La rareté des contributrices

Du haut de ses 26 ans, Olivia, bibliothécaire, est venue ici par curiosité: “J’ai découvert l’association il y a deux jours, et j’ai bien aimé l’idée qu’ils cherchent à traduire les biographies déjà existantes dans certaines langues vers le français, par exemple.” En regardant les listes de travail, celle qui dit ne pas être “particulièrement féministe” a récemment “réalisé qu’il y avait plein d’auteures [qu'elle] connaissai[t] qui n’avaient aucune biographie”. Aujourd’hui, elle est justement en train de choisir une musicienne au hasard sur laquelle elle va pouvoir travailler, avant de passer aux femmes dans la littérature une fois rentrée chez elle. 

Au début, il y avait un badge ‘super, tu fais partie des 3% de contributrices!’

À l’autre bout de la table, Philippe actualise justement la liste des femmes ayant besoin d’une biographie. Son tableau est plein de liens rouges, la couleur des pages qu’il reste à créer sur Wikipédia. Le logo des sans pagEs y fait référence, avec son nom écrit en rouge. En dessous, trois visages de femmes dessinés en bleu: ce sera la couleur des liens une fois qu’il sera possible de cliquer dessus. En même temps qu’elle explique cela, Natacha Rault aide Joëlle, 69 ans. Adhérente de longue date à Osez le féminisme, celle-ci affirme avoir été séduite par le projet féministe des sans pagEs et s’apprête à publier une page à propos de la saxophoniste américaine Elise Hall.

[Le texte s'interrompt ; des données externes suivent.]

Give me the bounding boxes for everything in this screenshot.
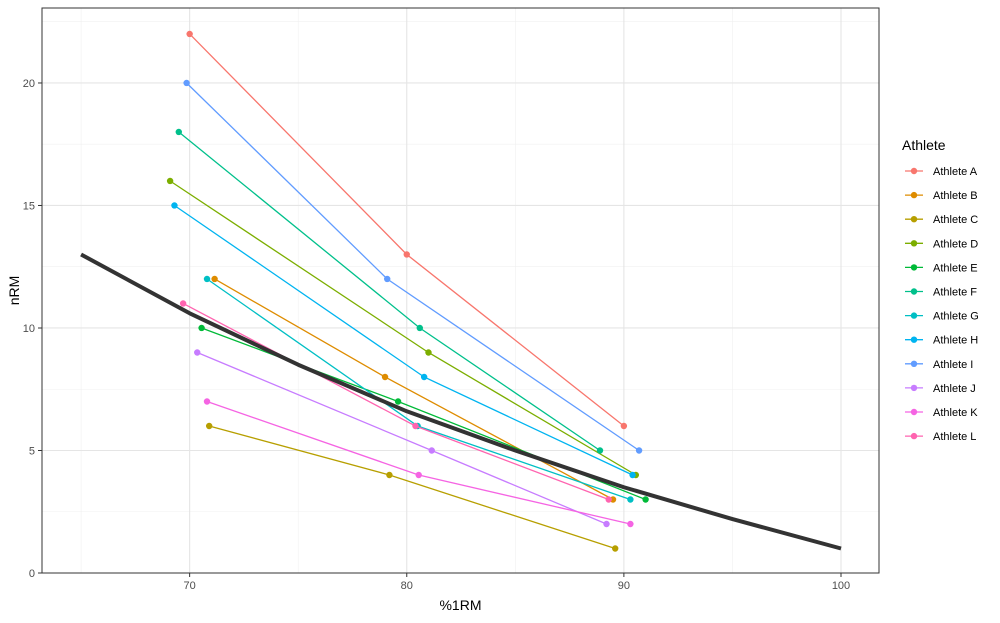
data-point <box>415 471 422 479</box>
data-point <box>211 275 218 283</box>
y-tick-label: 5 <box>29 445 35 457</box>
data-point <box>425 349 432 356</box>
fit-curve <box>80 252 842 551</box>
legend-key-point <box>910 384 918 392</box>
y-tick-label: 10 <box>23 323 35 335</box>
data-point <box>603 520 610 528</box>
x-axis-title: %1RM <box>439 597 481 613</box>
data-point <box>627 520 634 528</box>
data-point <box>183 79 190 87</box>
legend-key-point <box>910 264 918 271</box>
data-point <box>629 471 636 479</box>
data-point <box>194 349 201 356</box>
data-point <box>611 545 619 552</box>
legend-label: Athlete E <box>933 262 978 274</box>
y-tick-label: 0 <box>29 568 35 580</box>
data-point <box>403 251 410 258</box>
data-point <box>596 447 604 454</box>
data-point <box>420 373 428 381</box>
y-tick-label: 20 <box>23 78 35 90</box>
data-point <box>394 398 402 405</box>
data-point <box>203 275 211 283</box>
x-tick-label: 90 <box>618 580 630 592</box>
legend-key-point <box>910 191 918 199</box>
legend-label: Athlete F <box>933 287 977 299</box>
data-point <box>386 471 393 479</box>
data-point <box>198 324 205 332</box>
data-point <box>205 422 213 430</box>
legend-label: Athlete J <box>933 383 976 395</box>
data-point <box>186 30 193 38</box>
x-tick-label: 70 <box>184 580 196 592</box>
legend-key-point <box>910 360 918 367</box>
legend-label: Athlete L <box>933 431 976 443</box>
data-point <box>635 447 643 454</box>
legend-label: Athlete H <box>933 335 978 347</box>
legend-key-point <box>910 336 918 343</box>
data-point <box>428 447 435 454</box>
data-point <box>620 422 628 430</box>
legend-label: Athlete G <box>933 311 979 323</box>
legend-key-point <box>910 240 918 247</box>
legend-label: Athlete C <box>933 214 978 226</box>
y-axis-title: nRM <box>6 276 22 306</box>
data-point <box>416 324 423 332</box>
data-point <box>166 177 174 185</box>
data-point <box>412 422 419 430</box>
plot-panel <box>42 8 879 573</box>
data-point <box>381 373 389 381</box>
data-point <box>179 300 187 307</box>
data-point <box>175 128 182 136</box>
legend-key-point <box>910 167 918 175</box>
legend-key-point <box>910 408 918 416</box>
legend-label: Athlete K <box>933 407 978 419</box>
data-point <box>171 202 178 209</box>
legend-label: Athlete B <box>933 190 978 202</box>
legend-key-point <box>910 288 918 295</box>
legend-key-point <box>910 216 918 223</box>
data-point <box>605 496 612 503</box>
legend-key-point <box>910 312 918 319</box>
panel-border <box>41 7 880 574</box>
legend-title: Athlete <box>902 137 946 153</box>
legend-label: Athlete D <box>933 238 978 250</box>
data-point <box>203 398 211 405</box>
data-point <box>384 275 391 283</box>
data-point <box>627 496 634 503</box>
legend-label: Athlete I <box>933 359 973 371</box>
legend-key-point <box>910 432 918 440</box>
x-tick-label: 80 <box>401 580 413 592</box>
x-tick-label: 100 <box>832 580 850 592</box>
legend-label: Athlete A <box>933 166 978 178</box>
data-point <box>642 496 649 503</box>
y-tick-label: 15 <box>23 200 35 212</box>
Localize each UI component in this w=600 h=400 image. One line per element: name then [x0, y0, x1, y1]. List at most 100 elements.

L’après-midi s’étire. On va et vient comme on veut, les wikipédiens expliquent leurs activités aux curieux. Les jeunes prennent peut-être un peu plus vite le pli du fonctionnement de l’encyclopédie que les plus âgés, mais ça n’est pas grave puisque l’heure est à l’entraide. Dans l’assistance, qui évolue au fil des heures, il y a surtout beaucoup de femmes. C’est positif, selon Harmonia Amanda. Car le dernier point de préoccupation des sans pagEs, c’est le manque de contributrices: “Au début, il y avait un badge ‘super, tu fais partie des 3% de contributrices!’ sur Wikipédia, se rappelle-t-elle en riant. Maintenant, ça va un peu mieux, même s’il reste du boulot avant d’atteindre les 50%.” Avis aux intéressées qui n’auraient pas encore sauté le pas.